Добавить в цитаты Настройки чтения

Страница 192 из 265



Я не слышал, как шумел лифт, даже картинка за маленьким окошком, протянувшимся на всю длину, для меня была всего лишь разводами грязи в воде. Еще на первой станции я отключил систему оповещения на браслете, потому чувствовал себя абсолютно одиноким в бесконечной громаде мира. Почти, как тогда, как более двадцати лет назад.

Мешало лишь это «почти», которое вернуло меня в забытый дом совершенно иным существом.

Почти…

Выгнутые полукругом двери лифта распахнулись с противным скрежетом, а свет подлинной кабины, что до этого слабо искрился сиреневым оттенком, исчез. Первое, что я почувствовал, когда вышел на ржавые решетки мостика, переходящего в несколько низких, но широких ступеней и уводящих далее полуразрушенной лентой дороги, была духота.

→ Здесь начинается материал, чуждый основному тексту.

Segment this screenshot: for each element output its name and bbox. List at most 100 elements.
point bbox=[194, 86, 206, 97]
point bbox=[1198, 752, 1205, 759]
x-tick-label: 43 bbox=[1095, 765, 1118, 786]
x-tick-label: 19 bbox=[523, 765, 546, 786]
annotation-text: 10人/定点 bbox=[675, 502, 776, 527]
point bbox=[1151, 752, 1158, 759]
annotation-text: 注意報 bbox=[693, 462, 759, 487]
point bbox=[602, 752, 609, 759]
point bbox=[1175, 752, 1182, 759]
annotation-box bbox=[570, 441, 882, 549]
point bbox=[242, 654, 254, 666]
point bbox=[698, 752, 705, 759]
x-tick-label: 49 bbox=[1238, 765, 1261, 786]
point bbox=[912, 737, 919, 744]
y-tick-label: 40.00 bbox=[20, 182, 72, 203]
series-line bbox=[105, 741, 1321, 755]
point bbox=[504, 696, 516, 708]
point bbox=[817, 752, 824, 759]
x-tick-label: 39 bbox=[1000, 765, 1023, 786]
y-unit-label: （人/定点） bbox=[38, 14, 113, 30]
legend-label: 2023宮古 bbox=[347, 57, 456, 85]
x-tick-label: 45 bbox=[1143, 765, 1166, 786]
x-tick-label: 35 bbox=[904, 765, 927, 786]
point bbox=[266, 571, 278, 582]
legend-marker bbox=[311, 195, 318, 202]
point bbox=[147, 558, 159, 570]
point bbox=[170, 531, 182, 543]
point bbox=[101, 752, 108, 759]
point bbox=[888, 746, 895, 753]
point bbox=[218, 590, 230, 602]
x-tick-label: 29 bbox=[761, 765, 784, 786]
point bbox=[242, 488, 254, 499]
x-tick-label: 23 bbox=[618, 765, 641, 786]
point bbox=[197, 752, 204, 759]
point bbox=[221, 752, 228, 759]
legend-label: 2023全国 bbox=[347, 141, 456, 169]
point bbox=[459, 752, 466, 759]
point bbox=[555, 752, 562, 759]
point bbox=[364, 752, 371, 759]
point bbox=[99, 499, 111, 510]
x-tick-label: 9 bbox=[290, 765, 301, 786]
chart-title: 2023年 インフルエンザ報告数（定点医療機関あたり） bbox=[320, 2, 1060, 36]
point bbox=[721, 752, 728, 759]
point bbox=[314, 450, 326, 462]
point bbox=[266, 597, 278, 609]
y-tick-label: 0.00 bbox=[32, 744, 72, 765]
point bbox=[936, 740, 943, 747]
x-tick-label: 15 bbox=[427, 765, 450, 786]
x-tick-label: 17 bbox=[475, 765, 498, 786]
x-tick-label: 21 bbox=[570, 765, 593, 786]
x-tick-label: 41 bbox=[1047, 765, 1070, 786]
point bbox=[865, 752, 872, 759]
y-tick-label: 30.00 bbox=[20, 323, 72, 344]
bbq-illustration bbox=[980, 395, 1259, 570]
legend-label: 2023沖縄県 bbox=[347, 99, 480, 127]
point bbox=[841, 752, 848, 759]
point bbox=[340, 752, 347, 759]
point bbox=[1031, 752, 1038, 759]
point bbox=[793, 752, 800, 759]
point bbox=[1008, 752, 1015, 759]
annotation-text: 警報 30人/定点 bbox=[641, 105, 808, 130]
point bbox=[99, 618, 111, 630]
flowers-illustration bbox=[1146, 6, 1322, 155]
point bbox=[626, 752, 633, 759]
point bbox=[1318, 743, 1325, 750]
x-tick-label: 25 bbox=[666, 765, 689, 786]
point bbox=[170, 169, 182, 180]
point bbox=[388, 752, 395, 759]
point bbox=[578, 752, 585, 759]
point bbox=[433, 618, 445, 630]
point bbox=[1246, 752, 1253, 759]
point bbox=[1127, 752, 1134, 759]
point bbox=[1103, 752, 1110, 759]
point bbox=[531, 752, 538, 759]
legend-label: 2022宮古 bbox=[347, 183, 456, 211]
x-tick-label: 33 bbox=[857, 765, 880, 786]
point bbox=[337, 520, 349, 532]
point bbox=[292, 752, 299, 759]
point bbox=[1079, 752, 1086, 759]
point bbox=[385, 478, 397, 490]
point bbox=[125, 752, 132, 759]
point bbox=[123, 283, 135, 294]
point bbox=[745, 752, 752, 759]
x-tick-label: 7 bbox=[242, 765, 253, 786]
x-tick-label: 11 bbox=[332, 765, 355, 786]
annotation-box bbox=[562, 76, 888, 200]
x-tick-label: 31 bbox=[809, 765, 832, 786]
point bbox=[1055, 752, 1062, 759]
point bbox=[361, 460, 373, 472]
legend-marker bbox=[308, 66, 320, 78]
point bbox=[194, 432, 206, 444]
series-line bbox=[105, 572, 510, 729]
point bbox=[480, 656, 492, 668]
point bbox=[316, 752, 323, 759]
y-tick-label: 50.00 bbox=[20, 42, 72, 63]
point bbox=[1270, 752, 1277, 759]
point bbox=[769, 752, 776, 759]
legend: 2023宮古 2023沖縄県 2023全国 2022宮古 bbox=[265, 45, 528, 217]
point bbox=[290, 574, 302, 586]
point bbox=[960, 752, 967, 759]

Духота, которую в лучшем случае можно было бы описать одним словом – лихорадочная. И при этом она была ледяной. Ее стужа мгновенно охватывала тело, сковывала мышцы и начинала выворачивать суставы под разными углами, покрывая кожу язвами и гнилью. К жадной духоте примешивались многочисленные запахи, каждый друг друга хуже. Респиратор, что я надел до этого, помогал, но мое подсознание великодушно предоставило мне детские воспоминания во всей своей красе.

Спустившись по скрипящим и опасно прогибающимся ступеням, я ожидаемо никого не встретил. Если и были те, кто лелеял в душе надежду на спасение с помощью лифта и тех, кто ими пользовался, то они были не здесь и караулили в других местах. Капсулы, что доставляли обреченных сюда, никого не интересовали. Мой темный, непримечательный плащ очень гармонично вписывался в окружающую среду, будто своевольно, но мне во благо, скрывал меня в царстве серости и плесени Деашдде. Я закутался в него сильнее, натянув глубже капюшон, и двинулся в тени дальше, к давно отнятому убежищу.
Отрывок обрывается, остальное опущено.